Clearly, an insect bite occurring on a vegetable processing line involves a risk distinctly associated with that employment. It involves little imagination to visualize the presence of all types of insects in raw vegetables freshly harvested and brought to appellant Gerber Products' food processing plant. The evidence in the instant case established that an insect bite was a natural and probable consequence or incident of appellee's employment which was the cause of appellee's disability and we find no merit to this argument.
Appellants' final argument concerns its contention "that while there may be `evidence' establishing a causal relationship between the job injury and the permanent and total disability, that evidence falls short of the requisite, `substantial evidence' necessary to support the finding on appeal." Stated more succinctly, appellants take issue with appellee's position that the insect bite aggravated, accelerated or combined with her preexisting disease to produce a disability.
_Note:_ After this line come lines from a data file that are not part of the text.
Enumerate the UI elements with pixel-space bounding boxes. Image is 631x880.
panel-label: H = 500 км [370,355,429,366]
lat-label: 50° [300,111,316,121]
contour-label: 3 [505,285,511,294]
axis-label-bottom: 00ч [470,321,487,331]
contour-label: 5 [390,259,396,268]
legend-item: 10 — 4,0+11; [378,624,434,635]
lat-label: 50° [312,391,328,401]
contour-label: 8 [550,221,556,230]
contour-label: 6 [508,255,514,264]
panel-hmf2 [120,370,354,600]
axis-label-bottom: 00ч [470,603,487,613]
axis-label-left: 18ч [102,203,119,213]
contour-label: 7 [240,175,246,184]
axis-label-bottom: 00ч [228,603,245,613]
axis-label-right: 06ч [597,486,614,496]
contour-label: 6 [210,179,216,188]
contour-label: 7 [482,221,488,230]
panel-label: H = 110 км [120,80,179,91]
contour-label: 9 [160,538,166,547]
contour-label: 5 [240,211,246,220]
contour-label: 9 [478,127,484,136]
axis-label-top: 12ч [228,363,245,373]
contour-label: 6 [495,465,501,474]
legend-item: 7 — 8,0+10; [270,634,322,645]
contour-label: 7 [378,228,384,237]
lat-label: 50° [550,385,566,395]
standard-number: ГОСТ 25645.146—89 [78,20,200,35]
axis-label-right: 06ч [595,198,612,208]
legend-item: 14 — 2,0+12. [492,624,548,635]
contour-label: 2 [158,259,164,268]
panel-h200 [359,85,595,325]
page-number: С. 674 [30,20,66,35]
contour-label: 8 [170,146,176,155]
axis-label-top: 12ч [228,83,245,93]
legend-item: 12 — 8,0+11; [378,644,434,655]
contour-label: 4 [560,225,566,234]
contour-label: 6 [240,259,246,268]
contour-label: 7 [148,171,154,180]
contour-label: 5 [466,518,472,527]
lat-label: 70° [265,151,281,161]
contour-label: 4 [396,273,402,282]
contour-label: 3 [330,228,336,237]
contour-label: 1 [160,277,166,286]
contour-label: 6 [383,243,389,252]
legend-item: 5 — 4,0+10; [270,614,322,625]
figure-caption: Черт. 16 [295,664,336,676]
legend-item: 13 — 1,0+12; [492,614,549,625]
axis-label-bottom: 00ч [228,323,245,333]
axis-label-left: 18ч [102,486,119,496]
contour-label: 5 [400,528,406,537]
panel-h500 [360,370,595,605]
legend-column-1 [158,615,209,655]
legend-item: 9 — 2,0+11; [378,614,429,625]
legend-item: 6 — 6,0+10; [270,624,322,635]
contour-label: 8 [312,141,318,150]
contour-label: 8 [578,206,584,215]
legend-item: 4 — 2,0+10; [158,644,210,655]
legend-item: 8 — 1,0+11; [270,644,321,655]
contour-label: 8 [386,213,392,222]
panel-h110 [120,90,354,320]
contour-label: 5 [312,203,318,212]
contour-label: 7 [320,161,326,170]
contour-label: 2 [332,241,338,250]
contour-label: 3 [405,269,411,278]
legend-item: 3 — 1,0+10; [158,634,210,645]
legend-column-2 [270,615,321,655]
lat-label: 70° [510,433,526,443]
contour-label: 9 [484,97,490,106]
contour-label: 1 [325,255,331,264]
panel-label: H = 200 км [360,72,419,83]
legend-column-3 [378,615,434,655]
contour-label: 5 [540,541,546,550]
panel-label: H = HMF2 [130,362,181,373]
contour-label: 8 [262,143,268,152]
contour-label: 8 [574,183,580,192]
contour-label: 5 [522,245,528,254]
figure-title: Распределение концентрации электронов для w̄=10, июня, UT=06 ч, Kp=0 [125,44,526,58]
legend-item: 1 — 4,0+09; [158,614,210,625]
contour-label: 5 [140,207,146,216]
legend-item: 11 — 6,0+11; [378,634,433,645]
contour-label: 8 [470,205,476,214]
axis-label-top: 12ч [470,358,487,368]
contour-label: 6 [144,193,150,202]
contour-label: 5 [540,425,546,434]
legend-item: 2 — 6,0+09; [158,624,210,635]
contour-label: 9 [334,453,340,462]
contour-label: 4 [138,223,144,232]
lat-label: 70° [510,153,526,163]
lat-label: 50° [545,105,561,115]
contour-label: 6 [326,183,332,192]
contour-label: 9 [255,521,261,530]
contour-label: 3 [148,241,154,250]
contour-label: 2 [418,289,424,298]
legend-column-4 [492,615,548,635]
A preexisting disease or infirmity of an employee does not disqualify a claim under the arising out of employment requirement if the employment aggravated, accelerated, or combined with the disease or infirmity to produce the death or disability for which compensation is sought. Black v. Riverside Furniture Co., 6 Ark. App. 370, 642 S.W.2d 338 (1982).
Dr. Carl Williams' testimony, while not totally conclusive as to a medical certainty that the insect bite caused the 1980 ulceration leading to appellee's disability, was of such a character that the Commission could reasonably conclude that the insect bite aggravated, accelerated or combined with appellee's preexisting disease to produce her permanent and total disability. As noted in Little v. Delta Rice Mill, Inc., 11 Ark. App. 114, 667 S.W.2d 373 (1984), the test is not whether the insect bite caused the ulceration of the affected area, but whether the insect bite aggravated or accelerated the condition. In this regard, Dr. Carl Williams testified that "assuming a spider bite did occur, it would have accelerated the timing and severity of the skin graft."
Before we may reverse a decision of the Commission, we must be convinced that fair-minded persons, with the same facts before them, could not have reached the conclusion arrived at by the Commission. Office of Emergency Services v. Home Ins. Co., 2 Ark. App. 185, 618 S.W.2d 573 (1981). We cannot say that fair-minded persons would not have reached the same conclusion as did the Commission in the case at bar. We find substantial evidence to support the Commission's conclusion.
CRACRAFT, C.J., and COOPER, J., agree.